Integrate with MCPGate

This section is for developers building MCP clients — AI assistants, agent frameworks, IDE extensions, or custom tooling — that connect to MCPGate as an MCP server. It covers everything your client needs to deliver a first-class experience: tool discovery, rich metadata, safety hints, and connector status.

Not for end users

If you are an end user setting up Claude Desktop, Cursor, or another existing MCP client, see the Client Setup section instead. This section is for developers writing code that talks to MCPGate over the MCP protocol.

What MCPGate exposes to clients#

MCPGate presents itself as a standard MCP server. Your client connects once and gets access to all tools the user has enabled across every connected service. Beyond plain tools, MCPGate layers three additional surfaces:

LayerSurfacePurpose
1. AnnotationsMCP spec annotations fieldStandard safety hints: readOnly, destructive, idempotent, openWorldHint
2. Extended metadatamcpgate_tool_metadata toolRich per-tool data: risk level, category, action template for activity feeds
3. Connector discoverymcpgate_list_connectors toolLive connector status: which services are connected, account count, tool count

Authentication#

MCPGate uses OAuth 2.0 with PKCE for all client authentication. Your application registers once, directs the user through the authorization flow, and receives a short-lived JWT access token.

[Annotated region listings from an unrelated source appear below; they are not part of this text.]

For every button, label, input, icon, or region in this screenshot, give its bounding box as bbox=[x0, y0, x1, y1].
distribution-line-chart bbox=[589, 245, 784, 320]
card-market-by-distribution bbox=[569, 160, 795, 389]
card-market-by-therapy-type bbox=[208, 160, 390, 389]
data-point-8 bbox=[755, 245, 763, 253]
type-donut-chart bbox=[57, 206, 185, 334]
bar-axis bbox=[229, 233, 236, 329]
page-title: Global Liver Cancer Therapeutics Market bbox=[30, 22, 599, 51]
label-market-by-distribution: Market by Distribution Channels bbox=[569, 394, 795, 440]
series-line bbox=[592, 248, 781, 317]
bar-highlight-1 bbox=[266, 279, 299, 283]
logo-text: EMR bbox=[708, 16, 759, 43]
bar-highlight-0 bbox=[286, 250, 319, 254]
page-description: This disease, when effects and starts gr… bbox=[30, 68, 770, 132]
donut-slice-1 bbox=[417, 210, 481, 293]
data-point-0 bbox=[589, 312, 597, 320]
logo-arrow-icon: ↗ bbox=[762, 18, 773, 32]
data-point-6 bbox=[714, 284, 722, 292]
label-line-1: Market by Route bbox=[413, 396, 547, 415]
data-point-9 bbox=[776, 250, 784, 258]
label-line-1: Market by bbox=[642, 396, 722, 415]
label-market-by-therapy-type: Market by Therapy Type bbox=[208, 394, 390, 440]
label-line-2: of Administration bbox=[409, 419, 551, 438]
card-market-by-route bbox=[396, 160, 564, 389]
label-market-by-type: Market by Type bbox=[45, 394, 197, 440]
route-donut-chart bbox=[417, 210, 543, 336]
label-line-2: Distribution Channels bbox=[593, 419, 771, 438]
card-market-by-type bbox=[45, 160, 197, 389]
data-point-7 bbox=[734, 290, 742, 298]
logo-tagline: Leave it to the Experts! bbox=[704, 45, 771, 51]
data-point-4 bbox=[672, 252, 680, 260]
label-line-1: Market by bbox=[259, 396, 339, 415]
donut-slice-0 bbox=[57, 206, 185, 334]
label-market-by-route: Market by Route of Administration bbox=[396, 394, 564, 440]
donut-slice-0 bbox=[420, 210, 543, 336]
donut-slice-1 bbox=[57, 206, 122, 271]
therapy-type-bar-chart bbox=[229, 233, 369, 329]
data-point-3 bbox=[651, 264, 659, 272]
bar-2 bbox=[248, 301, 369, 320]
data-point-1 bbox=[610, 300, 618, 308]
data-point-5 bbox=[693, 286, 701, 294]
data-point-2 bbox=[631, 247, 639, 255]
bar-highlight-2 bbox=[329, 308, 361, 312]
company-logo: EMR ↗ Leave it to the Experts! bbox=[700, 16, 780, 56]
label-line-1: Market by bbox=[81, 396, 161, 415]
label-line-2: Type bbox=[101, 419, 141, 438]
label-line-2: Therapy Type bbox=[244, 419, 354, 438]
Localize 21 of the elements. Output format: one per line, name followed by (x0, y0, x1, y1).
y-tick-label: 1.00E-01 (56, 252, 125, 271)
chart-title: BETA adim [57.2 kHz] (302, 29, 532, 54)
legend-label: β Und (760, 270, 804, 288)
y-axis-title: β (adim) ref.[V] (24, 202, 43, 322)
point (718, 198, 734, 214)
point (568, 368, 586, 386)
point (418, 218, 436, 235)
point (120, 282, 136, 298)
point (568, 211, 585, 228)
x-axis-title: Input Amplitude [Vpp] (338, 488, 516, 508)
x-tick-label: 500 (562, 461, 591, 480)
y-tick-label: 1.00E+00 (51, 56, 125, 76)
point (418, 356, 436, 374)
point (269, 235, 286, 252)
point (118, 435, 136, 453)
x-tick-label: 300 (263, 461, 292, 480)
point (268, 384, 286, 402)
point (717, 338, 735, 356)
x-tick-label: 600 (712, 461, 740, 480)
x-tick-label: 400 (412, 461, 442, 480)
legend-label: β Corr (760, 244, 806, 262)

Pass that token as a bearer token on every request to the MCP endpoint.

MCP connection header
http
Authorization: Bearer <access-token>

The OAuth server metadata is available at GET /.well-known/oauth-authorization-server and public keys for token verification at GET /oauth/jwks.

Register your client once

Before directing users through the authorization flow, register your application with MCPGate. Registration is a single POST /oauth/register call and returns a permanent client_id. See the OAuth Setup page for the full flow.

Quick example — a tool with annotations#

When your client calls tools/list, each tool in the response includes an annotations object. Here is what a Gmail read tool looks like:

tools/list response (excerpt)
json
{
  "name": "gmail_read_email",
  "description": "Fetch a Gmail message by ID and return its headers and body.",
  "inputSchema": { ... },
  "annotations": {
    "title": "Read Email",
    "readOnly": true,
    "idempotent": true,
    "destructive": false,
    "openWorldHint": true
  }
}

Your client can use readOnly: true to auto-approve this tool without prompting the user, while surfacing destructive: true tools with an explicit confirmation dialog. See Tool Annotations for the full mapping.